This article is from the archives of the UB Reporter.

Student Fulbright recipients teaching, conducting research in Canada, Europe, Asia

Published: February 24, 2005

Contributing Editor

Two graduate students and a graduating senior at UB received teaching assistantships for 2005 from the J. William Fulbright Foundation Student Program and are teaching English and American culture in universities, high schools and junior high schools in Europe and Asia.

Two other UB graduate students who received Fulbright awards are conducting research abroad.

Jordan Berry, a graduating UB senior with majors in philosophy and political science, is teaching English and American culture in a South Korean school.

Andrew Franklin, a graduate student in the Department of Romance Languages and Literatures in the College of Arts and Sciences, is teaching English and American culture in the tiny European nation of Andorra.

Kate Hunter, also a graduate student in the Department of Romance Languages and Literatures, is teaching English and American culture at the Institut Universitaire de Formation des Maitres, a French secondary school in Lille. When she is done, she will return to UB to pursue a doctorate in French or international education.

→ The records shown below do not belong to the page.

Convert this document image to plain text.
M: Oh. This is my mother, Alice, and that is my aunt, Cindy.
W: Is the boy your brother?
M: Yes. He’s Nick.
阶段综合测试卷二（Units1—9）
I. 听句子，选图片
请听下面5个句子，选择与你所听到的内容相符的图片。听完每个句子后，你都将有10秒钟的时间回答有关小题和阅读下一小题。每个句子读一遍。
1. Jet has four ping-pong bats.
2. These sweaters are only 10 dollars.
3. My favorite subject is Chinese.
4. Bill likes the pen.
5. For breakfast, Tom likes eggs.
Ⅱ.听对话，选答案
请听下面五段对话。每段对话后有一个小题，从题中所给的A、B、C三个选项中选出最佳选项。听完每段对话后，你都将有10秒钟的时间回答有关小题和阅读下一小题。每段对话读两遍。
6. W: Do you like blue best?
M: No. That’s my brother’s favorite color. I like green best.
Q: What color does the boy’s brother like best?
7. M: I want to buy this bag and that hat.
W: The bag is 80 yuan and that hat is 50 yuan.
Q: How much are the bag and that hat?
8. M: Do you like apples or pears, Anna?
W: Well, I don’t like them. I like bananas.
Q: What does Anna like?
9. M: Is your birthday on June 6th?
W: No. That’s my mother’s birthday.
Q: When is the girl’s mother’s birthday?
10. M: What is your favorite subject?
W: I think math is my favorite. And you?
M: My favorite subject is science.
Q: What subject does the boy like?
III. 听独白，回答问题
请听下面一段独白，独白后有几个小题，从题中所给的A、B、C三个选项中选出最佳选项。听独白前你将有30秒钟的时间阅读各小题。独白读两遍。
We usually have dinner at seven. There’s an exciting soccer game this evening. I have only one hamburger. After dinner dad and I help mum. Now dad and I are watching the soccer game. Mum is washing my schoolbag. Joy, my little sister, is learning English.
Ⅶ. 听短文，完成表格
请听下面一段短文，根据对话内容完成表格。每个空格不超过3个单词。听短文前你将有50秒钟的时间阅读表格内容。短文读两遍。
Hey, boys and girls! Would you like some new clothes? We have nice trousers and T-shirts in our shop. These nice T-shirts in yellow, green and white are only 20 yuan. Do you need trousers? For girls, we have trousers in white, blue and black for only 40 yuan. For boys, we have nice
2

Susan Maguire, a graduate student in the Department of Anthropology, CAS, is conducting archaeological research at Ontario's York University on the development of national identities at political borders and how these identities are manifested in the archaeological record. Her research examines the impact of the War of 1812 on the development of Canadian and U.S. national identities in the Great Lakes region through the examination of archaeological and documentary evidence.

Anthony Moody, a graduate student in the Department of Geography, CAS, is conducting urban development and planning research in Hungary. He is analyzing the change in the urban morphology of Budapest in the post-socialist environment. In particular, Moody will address how issues of urban sprawl and socioeconomic segregation are influenced by the planning system in Budapest, foreign direct investment and the transportation system.

For half a century, the highly competitive Fulbright program has been considered the flagship of international student and scholar exchange programs. Its aim is to increase mutual understanding between the peoples of the United States and other countries, through the exchange of persons, knowledge and skills.

The program is administered by the United State Information Agency and awarded by the J. William Fulbright Foreign Scholarship Board and funds research and teaching activities by U.S. and foreign students.

The application deadline for the 2006-07 Fulbright Scholar Program is Aug. 1. Applications for the 2006-07 Fulbright Student Program is Oct. 21.